Quote from the 'Big Questions' in Spectrum (SMH) Oct 4-5, 2008, in answer to the question "What's the point of the common cold"?:

"...in nature, nothing is for anything."

Obviously!

Now the typical SAD response: pained quizical expression casts over face, and the traditional 'well, yes, but" response is prepared..."you see, God really created, he tells us so in Genesis 1, but he doesn't tell us how, and that's where science steps in to tell us that we evolved..."

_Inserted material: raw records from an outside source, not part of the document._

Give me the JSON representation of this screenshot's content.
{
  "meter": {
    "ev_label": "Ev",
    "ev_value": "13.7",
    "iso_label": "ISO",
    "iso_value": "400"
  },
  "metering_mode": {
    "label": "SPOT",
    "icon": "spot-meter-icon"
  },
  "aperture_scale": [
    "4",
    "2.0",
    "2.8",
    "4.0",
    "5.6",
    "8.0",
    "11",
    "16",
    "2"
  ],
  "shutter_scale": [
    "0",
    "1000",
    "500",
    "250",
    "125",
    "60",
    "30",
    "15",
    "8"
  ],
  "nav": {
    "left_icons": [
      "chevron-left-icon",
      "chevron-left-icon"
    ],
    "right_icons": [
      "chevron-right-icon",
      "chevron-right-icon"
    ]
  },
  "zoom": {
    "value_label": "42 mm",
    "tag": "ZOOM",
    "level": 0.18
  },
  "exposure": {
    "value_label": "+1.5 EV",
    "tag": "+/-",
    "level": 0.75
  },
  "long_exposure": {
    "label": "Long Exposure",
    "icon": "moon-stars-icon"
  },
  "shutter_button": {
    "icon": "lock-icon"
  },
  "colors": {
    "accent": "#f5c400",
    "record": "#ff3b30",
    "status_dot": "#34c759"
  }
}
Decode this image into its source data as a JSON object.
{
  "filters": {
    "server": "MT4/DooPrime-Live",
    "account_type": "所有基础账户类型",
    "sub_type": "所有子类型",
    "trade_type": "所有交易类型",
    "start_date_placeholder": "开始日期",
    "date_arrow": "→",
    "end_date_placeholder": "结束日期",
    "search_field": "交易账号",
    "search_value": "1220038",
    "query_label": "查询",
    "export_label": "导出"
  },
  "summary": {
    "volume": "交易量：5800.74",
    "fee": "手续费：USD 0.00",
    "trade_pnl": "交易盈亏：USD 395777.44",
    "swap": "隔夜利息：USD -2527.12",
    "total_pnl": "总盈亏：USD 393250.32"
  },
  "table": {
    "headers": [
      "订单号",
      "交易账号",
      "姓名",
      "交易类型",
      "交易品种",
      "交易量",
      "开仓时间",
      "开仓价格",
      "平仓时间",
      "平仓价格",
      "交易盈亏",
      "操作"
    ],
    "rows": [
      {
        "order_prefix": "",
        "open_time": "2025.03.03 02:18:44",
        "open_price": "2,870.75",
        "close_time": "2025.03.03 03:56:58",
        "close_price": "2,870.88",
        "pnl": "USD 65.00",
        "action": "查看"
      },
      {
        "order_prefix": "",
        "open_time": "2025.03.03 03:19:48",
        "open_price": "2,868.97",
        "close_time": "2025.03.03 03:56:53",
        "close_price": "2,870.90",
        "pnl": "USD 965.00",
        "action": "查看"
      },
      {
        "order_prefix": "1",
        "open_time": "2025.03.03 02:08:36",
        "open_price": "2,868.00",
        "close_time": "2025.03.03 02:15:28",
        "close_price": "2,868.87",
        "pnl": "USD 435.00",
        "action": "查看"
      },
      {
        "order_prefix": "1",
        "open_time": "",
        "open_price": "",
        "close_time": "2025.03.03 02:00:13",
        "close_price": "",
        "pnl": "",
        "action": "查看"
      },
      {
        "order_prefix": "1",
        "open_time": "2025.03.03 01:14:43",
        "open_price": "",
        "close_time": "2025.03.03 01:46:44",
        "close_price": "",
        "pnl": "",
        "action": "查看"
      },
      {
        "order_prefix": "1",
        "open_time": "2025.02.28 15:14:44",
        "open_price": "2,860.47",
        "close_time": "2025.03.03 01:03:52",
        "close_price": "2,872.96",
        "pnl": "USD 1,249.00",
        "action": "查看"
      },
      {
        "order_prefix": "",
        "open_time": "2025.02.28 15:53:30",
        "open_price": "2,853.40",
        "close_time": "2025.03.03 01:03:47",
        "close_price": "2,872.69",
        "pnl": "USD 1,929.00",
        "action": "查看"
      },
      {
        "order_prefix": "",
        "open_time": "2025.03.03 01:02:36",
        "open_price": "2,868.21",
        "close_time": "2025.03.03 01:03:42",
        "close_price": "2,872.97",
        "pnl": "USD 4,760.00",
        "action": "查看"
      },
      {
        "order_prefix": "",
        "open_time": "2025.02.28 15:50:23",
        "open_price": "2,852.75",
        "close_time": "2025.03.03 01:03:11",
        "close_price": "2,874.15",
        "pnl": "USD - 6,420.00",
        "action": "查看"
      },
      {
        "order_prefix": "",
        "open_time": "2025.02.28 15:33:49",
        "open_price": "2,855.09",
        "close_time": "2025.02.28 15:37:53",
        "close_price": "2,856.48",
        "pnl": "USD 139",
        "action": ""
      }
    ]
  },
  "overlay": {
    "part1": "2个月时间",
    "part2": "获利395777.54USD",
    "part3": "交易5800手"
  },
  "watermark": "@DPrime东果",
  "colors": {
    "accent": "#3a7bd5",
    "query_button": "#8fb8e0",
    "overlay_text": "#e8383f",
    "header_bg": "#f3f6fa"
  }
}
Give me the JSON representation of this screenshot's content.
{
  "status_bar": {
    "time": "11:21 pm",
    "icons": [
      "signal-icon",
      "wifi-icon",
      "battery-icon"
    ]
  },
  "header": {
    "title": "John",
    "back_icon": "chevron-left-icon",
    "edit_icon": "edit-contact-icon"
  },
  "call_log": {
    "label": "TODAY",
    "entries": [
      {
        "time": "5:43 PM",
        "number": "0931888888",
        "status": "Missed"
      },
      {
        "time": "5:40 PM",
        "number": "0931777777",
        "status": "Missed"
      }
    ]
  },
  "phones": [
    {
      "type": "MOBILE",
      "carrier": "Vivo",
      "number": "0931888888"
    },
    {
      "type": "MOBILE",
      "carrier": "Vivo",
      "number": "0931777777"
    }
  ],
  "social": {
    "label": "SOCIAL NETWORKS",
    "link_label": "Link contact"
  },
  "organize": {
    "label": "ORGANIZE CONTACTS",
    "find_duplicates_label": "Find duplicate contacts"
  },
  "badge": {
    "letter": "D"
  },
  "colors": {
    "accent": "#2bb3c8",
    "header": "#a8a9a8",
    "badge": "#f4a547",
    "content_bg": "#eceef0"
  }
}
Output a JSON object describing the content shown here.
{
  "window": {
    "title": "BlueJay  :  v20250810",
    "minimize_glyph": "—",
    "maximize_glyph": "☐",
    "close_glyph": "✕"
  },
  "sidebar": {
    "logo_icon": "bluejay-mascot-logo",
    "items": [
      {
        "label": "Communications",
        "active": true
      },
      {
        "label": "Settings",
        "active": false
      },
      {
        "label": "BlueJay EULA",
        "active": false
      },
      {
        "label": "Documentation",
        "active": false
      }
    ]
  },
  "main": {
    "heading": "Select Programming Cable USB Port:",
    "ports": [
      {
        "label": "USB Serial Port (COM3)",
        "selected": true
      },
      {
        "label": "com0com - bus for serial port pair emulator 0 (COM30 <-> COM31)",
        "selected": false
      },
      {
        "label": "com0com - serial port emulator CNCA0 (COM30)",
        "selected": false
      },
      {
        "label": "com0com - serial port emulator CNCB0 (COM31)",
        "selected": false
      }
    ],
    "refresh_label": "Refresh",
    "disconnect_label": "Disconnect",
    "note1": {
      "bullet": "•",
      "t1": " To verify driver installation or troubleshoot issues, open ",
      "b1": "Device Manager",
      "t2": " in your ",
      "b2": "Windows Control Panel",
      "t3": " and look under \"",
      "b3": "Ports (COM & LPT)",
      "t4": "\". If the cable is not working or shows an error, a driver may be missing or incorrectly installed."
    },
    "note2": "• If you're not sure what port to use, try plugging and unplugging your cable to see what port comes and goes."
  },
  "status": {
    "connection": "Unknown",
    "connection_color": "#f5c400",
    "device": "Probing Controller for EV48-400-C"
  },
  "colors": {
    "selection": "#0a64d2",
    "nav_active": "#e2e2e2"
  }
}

But, for the average person who has no commitment to the Bible, he just hears about evolution and doesn't see a need for the 'god hypothesis' and so just sits with "in nature, nothing is for anything".

1 comment:

Eric said...

One of the accusations against we RBCs (rapid biblical creationists) is that our theology of creation comes only from Genesis 1, and we are the poorer for it. An example of this can be found at http://levellers.wordpress.com/2007/11/09/creation-and-evolution-3-creation-psalms/ for instance.

I may develop a post on this (my long list of posts to do is getting longer by the month), but the short of it is that all the talk about God's being creation's author but that his 'method' is either not known, not knowable, or not important, fails to deal with the biblical data. The whole idea of 'method' being beside the point is a real furphy, IMO, as it is used to bend the Bible to materialism, not some neutral 'science', at all. The point is, method is God's word; anything else takes us up the path to either gnosticism, or deism; both a path ultimately away from God. Something the recent history of the church attests in spades.

Nevertheless, there always remains to be done more work in theology of creation, I'd never deny that, I think.